Side note: Slightly more enjoyable if you pretend it's a prequel to STRIPTEASE.

Demi and Elizabeth Perkins discuss that whacky Congressman Dilbeck.

-Sean Gill

Monday, January 25, 2010

Film Review: HOMICIDE (1991, David Mamet)

Stars: 5 of 5.
Running Time: 102 minutes.
Notable Cast or Crew: Joe Mantegna, Bill Macy, Ving Rhames, Rebecca Pidgeon, Ricky Jay.
Tag-line: "Powerful. Provacative. Controversial."
Best one-liner: "Don't die with a lie on your lips, homie."

As I watched HOMICIDE, I couldn't help but keep thinking of an exchange from Sergio Leone's FOR A FEW DOLLARS MORE: "It's a small world," remarks our steely hero, upon encountering an old nemesis. His enemy retorts, hissing- "Yesss... and very, very bad." HOMICIDE's world is nasty, brutish, short, and enveloped by grimy, 1950's-style municipal architecture. The station house is full of the same working class griping that characterized GLENGARRY GLEN ROSS: the job, the job, always about the job. Life is the job. Has the job changed or have the times changed? Fuck the job. Don't tell me how to do my job. It's Mamet doing what Mamet does best: Repetition. Con games. Insults. Sexualized insults. Racialized insults. Joe Mantegna is the eye of this storm. The film whirls around him, and as he spreads his sincerity too thin, he begins to whirl as well. (He also makes disquietingly frequent use of the exclamation, "Yo!," but I guess it was 1991, so it's okay.)

Bill Macy is total hardass with a mean 'stache and a meaner shotgun. The man is no milquetoast, and everyone besides Mamet needs to relearn that fact. He makes observations like "Hey, you're better than an aquarium, you know that? There's somethin' happenin' with you every minute!" and dispenses aphorisms like "Let me tell ya somethin' the old whore said- when ya start comin' with the customers, it's time to quit."

God bless you, Bill Macy. I'm still waiting for you to be enshrined as a national treasure.
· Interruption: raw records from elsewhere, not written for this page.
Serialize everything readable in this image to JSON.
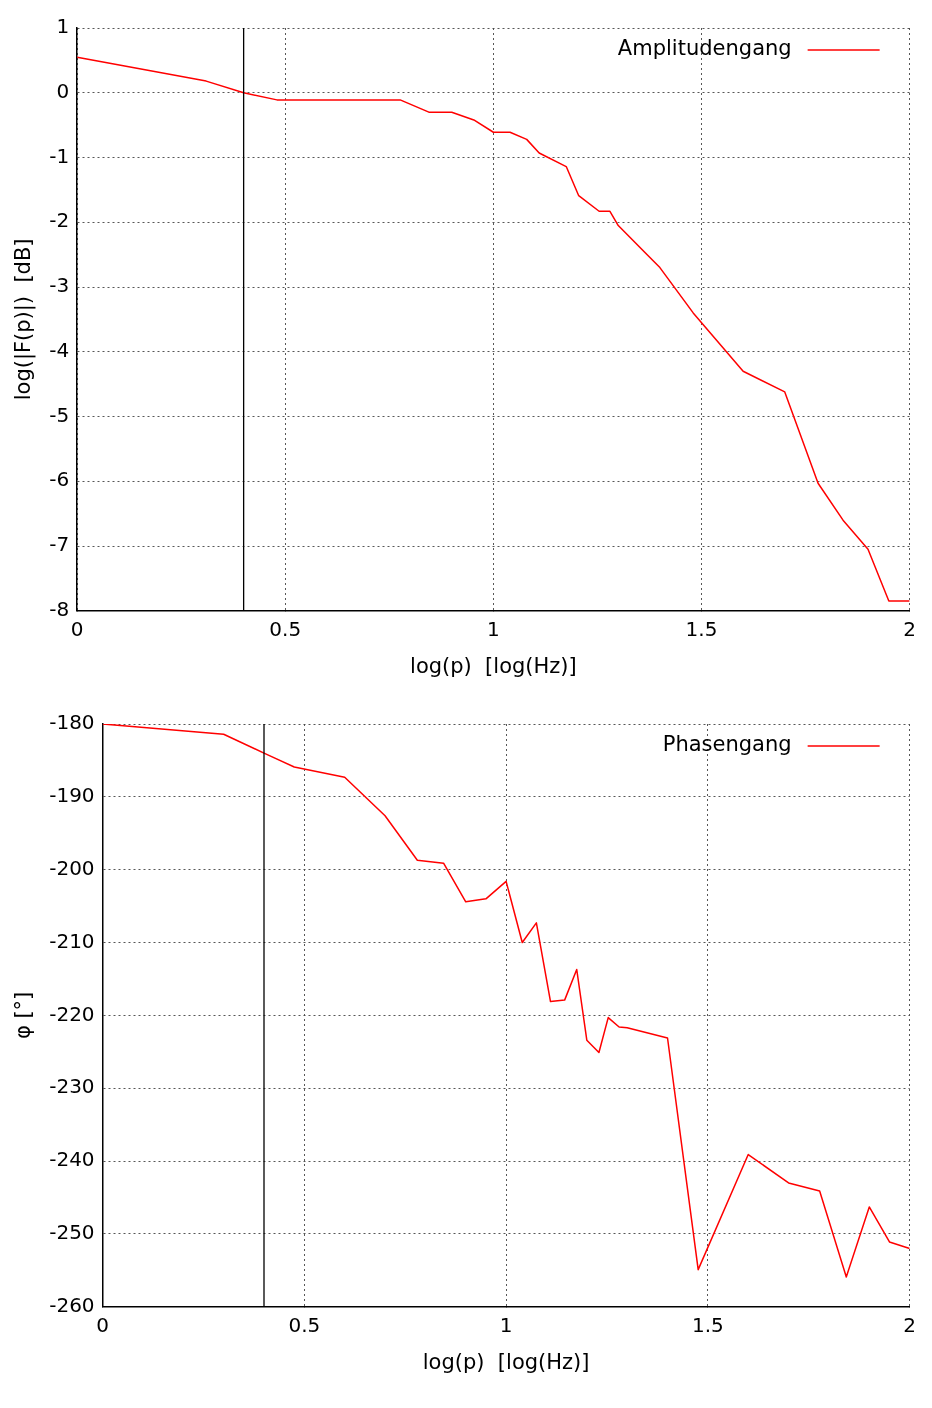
{
  "chart_data": [
    {
      "type": "line",
      "xlabel": "log(p)  [log(Hz)]",
      "ylabel": "log(|F(p)|)  [dB]",
      "xlim": [
        0,
        2
      ],
      "xticks": [
        0,
        0.5,
        1,
        1.5,
        2
      ],
      "ylim": [
        -8,
        1
      ],
      "yticks": [
        1,
        0,
        -1,
        -2,
        -3,
        -4,
        -5,
        -6,
        -7,
        -8
      ],
      "grid": true,
      "legend": "top right",
      "marker": "none",
      "line_style": "solid",
      "ref_lines": [
        {
          "axis": "x",
          "value": 0.4,
          "color": "#000000"
        }
      ],
      "series": [
        {
          "name": "Amplitudengang",
          "color": "#ff0000",
          "x": [
            0,
            0.31,
            0.4,
            0.48,
            0.776,
            0.845,
            0.9,
            0.953,
            1.0,
            1.04,
            1.08,
            1.11,
            1.175,
            1.205,
            1.254,
            1.28,
            1.3,
            1.4,
            1.48,
            1.6,
            1.7,
            1.78,
            1.84,
            1.9,
            1.95,
            2.0
          ],
          "values": [
            0.55,
            0.18,
            0.0,
            -0.11,
            -0.11,
            -0.3,
            -0.3,
            -0.42,
            -0.61,
            -0.61,
            -0.72,
            -0.93,
            -1.14,
            -1.59,
            -1.83,
            -1.83,
            -2.05,
            -2.7,
            -3.4,
            -4.3,
            -4.62,
            -6.03,
            -6.6,
            -7.05,
            -7.85,
            -7.85
          ]
        }
      ]
    },
    {
      "type": "line",
      "xlabel": "log(p)  [log(Hz)]",
      "ylabel": "φ [°]",
      "xlim": [
        0,
        2
      ],
      "xticks": [
        0,
        0.5,
        1,
        1.5,
        2
      ],
      "ylim": [
        -260,
        -180
      ],
      "yticks": [
        -180,
        -190,
        -200,
        -210,
        -220,
        -230,
        -240,
        -250,
        -260
      ],
      "grid": true,
      "legend": "top right",
      "marker": "none",
      "line_style": "solid",
      "ref_lines": [
        {
          "axis": "x",
          "value": 0.4,
          "color": "#000000"
        }
      ],
      "series": [
        {
          "name": "Phasengang",
          "color": "#ff0000",
          "x": [
            0,
            0.3,
            0.4,
            0.475,
            0.6,
            0.7,
            0.78,
            0.845,
            0.9,
            0.95,
            1.0,
            1.04,
            1.075,
            1.11,
            1.145,
            1.175,
            1.2,
            1.23,
            1.253,
            1.28,
            1.3,
            1.4,
            1.476,
            1.6,
            1.7,
            1.777,
            1.843,
            1.9,
            1.95,
            2.0
          ],
          "values": [
            -180,
            -181.4,
            -184,
            -185.9,
            -187.3,
            -192.6,
            -198.7,
            -199.1,
            -204.4,
            -204,
            -201.6,
            -210,
            -207.3,
            -218.1,
            -217.9,
            -213.7,
            -223.4,
            -225.1,
            -220.3,
            -221.6,
            -221.7,
            -223.1,
            -254.9,
            -239.1,
            -243,
            -244.1,
            -255.9,
            -246.3,
            -251.1,
            -252
          ]
        }
      ]
    }
  ]
}
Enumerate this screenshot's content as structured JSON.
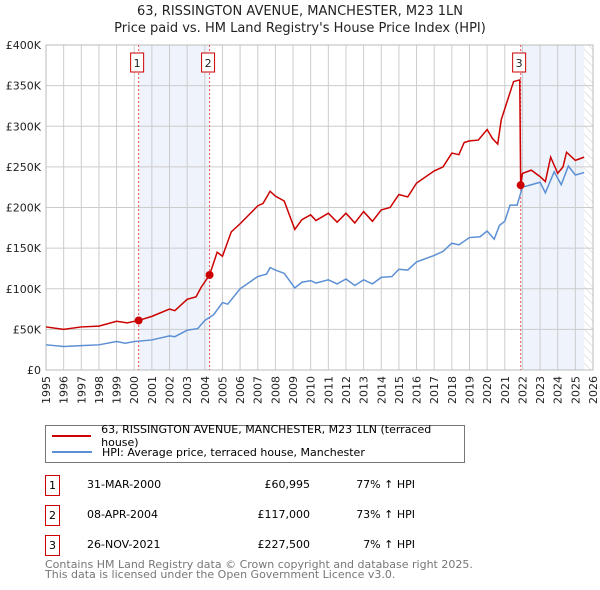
{
  "title": "63, RISSINGTON AVENUE, MANCHESTER, M23 1LN",
  "subtitle": "Price paid vs. HM Land Registry's House Price Index (HPI)",
  "chart_data": {
    "type": "line",
    "xlim": [
      1995,
      2026
    ],
    "ylim": [
      0,
      400000
    ],
    "y_ticks": [
      {
        "v": 0,
        "label": "£0"
      },
      {
        "v": 50000,
        "label": "£50K"
      },
      {
        "v": 100000,
        "label": "£100K"
      },
      {
        "v": 150000,
        "label": "£150K"
      },
      {
        "v": 200000,
        "label": "£200K"
      },
      {
        "v": 250000,
        "label": "£250K"
      },
      {
        "v": 300000,
        "label": "£300K"
      },
      {
        "v": 350000,
        "label": "£350K"
      },
      {
        "v": 400000,
        "label": "£400K"
      }
    ],
    "x_ticks": [
      "1995",
      "1996",
      "1997",
      "1998",
      "1999",
      "2000",
      "2001",
      "2002",
      "2003",
      "2004",
      "2005",
      "2006",
      "2007",
      "2008",
      "2009",
      "2010",
      "2011",
      "2012",
      "2013",
      "2014",
      "2015",
      "2016",
      "2017",
      "2018",
      "2019",
      "2020",
      "2021",
      "2022",
      "2023",
      "2024",
      "2025",
      "2026"
    ],
    "shaded": [
      [
        2000.25,
        2004.27
      ],
      [
        2021.9,
        2025.5
      ]
    ],
    "hatched_from": 2025.5,
    "series": [
      {
        "name": "63, RISSINGTON AVENUE, MANCHESTER, M23 1LN (terraced house)",
        "color": "#cc0000",
        "points": [
          [
            1995,
            53
          ],
          [
            1996,
            50
          ],
          [
            1997,
            53
          ],
          [
            1998,
            54
          ],
          [
            1999,
            60
          ],
          [
            1999.6,
            58
          ],
          [
            2000.25,
            61
          ],
          [
            2001,
            66
          ],
          [
            2002,
            75
          ],
          [
            2002.3,
            73
          ],
          [
            2003,
            87
          ],
          [
            2003.5,
            90
          ],
          [
            2003.8,
            102
          ],
          [
            2004.27,
            117
          ],
          [
            2004.7,
            145
          ],
          [
            2005,
            140
          ],
          [
            2005.5,
            170
          ],
          [
            2006,
            180
          ],
          [
            2007,
            202
          ],
          [
            2007.3,
            205
          ],
          [
            2007.7,
            220
          ],
          [
            2008,
            214
          ],
          [
            2008.5,
            208
          ],
          [
            2009.1,
            173
          ],
          [
            2009.5,
            185
          ],
          [
            2010,
            191
          ],
          [
            2010.3,
            184
          ],
          [
            2011,
            193
          ],
          [
            2011.5,
            182
          ],
          [
            2012,
            193
          ],
          [
            2012.5,
            181
          ],
          [
            2013,
            195
          ],
          [
            2013.5,
            183
          ],
          [
            2014,
            197
          ],
          [
            2014.5,
            200
          ],
          [
            2015,
            216
          ],
          [
            2015.5,
            213
          ],
          [
            2016,
            230
          ],
          [
            2017,
            245
          ],
          [
            2017.5,
            250
          ],
          [
            2018,
            267
          ],
          [
            2018.4,
            265
          ],
          [
            2018.7,
            280
          ],
          [
            2019,
            282
          ],
          [
            2019.5,
            283
          ],
          [
            2020,
            296
          ],
          [
            2020.3,
            285
          ],
          [
            2020.6,
            278
          ],
          [
            2020.8,
            308
          ],
          [
            2021.2,
            335
          ],
          [
            2021.5,
            355
          ],
          [
            2021.85,
            357
          ],
          [
            2021.9,
            227.5
          ],
          [
            2022,
            242
          ],
          [
            2022.5,
            246
          ],
          [
            2023,
            238
          ],
          [
            2023.3,
            232
          ],
          [
            2023.6,
            262
          ],
          [
            2024,
            242
          ],
          [
            2024.3,
            250
          ],
          [
            2024.5,
            268
          ],
          [
            2025,
            258
          ],
          [
            2025.5,
            262
          ]
        ]
      },
      {
        "name": "HPI: Average price, terraced house, Manchester",
        "color": "#5b8fd4",
        "points": [
          [
            1995,
            31
          ],
          [
            1996,
            29
          ],
          [
            1997,
            30
          ],
          [
            1998,
            31
          ],
          [
            1999,
            35
          ],
          [
            1999.5,
            33
          ],
          [
            2000,
            35
          ],
          [
            2001,
            37
          ],
          [
            2002,
            42
          ],
          [
            2002.3,
            41
          ],
          [
            2003,
            49
          ],
          [
            2003.6,
            51
          ],
          [
            2004,
            61
          ],
          [
            2004.5,
            68
          ],
          [
            2005,
            83
          ],
          [
            2005.3,
            81
          ],
          [
            2006,
            100
          ],
          [
            2007,
            115
          ],
          [
            2007.5,
            118
          ],
          [
            2007.7,
            126
          ],
          [
            2008,
            123
          ],
          [
            2008.5,
            119
          ],
          [
            2009.1,
            101
          ],
          [
            2009.5,
            108
          ],
          [
            2010,
            110
          ],
          [
            2010.3,
            107
          ],
          [
            2011,
            111
          ],
          [
            2011.5,
            106
          ],
          [
            2012,
            112
          ],
          [
            2012.5,
            104
          ],
          [
            2013,
            111
          ],
          [
            2013.5,
            106
          ],
          [
            2014,
            114
          ],
          [
            2014.6,
            115
          ],
          [
            2015,
            124
          ],
          [
            2015.5,
            123
          ],
          [
            2016,
            133
          ],
          [
            2017,
            141
          ],
          [
            2017.5,
            146
          ],
          [
            2018,
            156
          ],
          [
            2018.4,
            154
          ],
          [
            2019,
            163
          ],
          [
            2019.6,
            164
          ],
          [
            2020,
            171
          ],
          [
            2020.4,
            161
          ],
          [
            2020.7,
            178
          ],
          [
            2021,
            183
          ],
          [
            2021.3,
            203
          ],
          [
            2021.7,
            203
          ],
          [
            2022,
            225
          ],
          [
            2022.5,
            228
          ],
          [
            2023,
            231
          ],
          [
            2023.3,
            218
          ],
          [
            2023.8,
            244
          ],
          [
            2024.2,
            228
          ],
          [
            2024.6,
            251
          ],
          [
            2025,
            240
          ],
          [
            2025.5,
            243
          ]
        ]
      }
    ],
    "sales": [
      {
        "n": "1",
        "x": 2000.25,
        "y": 60995
      },
      {
        "n": "2",
        "x": 2004.27,
        "y": 117000
      },
      {
        "n": "3",
        "x": 2021.9,
        "y": 227500
      }
    ]
  },
  "legend": {
    "red": "63, RISSINGTON AVENUE, MANCHESTER, M23 1LN (terraced house)",
    "blue": "HPI: Average price, terraced house, Manchester"
  },
  "table": [
    {
      "n": "1",
      "date": "31-MAR-2000",
      "price": "£60,995",
      "hpi": "77% ↑ HPI"
    },
    {
      "n": "2",
      "date": "08-APR-2004",
      "price": "£117,000",
      "hpi": "73% ↑ HPI"
    },
    {
      "n": "3",
      "date": "26-NOV-2021",
      "price": "£227,500",
      "hpi": "7% ↑ HPI"
    }
  ],
  "footer": [
    "Contains HM Land Registry data © Crown copyright and database right 2025.",
    "This data is licensed under the Open Government Licence v3.0."
  ]
}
Now HOMICIDE is about returning to one's roots- or at least what you THINK your roots should be. Or maybe what someone else thinks your roots should be. Clearly there is no masturbatory feelgoodery at the end of this line- the embracing of the mother culture leads only to manipulation and chaos.

Or maybe chaos just would have happened anyway. You're looking for easy answers? The answers are easy- just assume that everyone's a piece of shit, and then go from there. Five stars.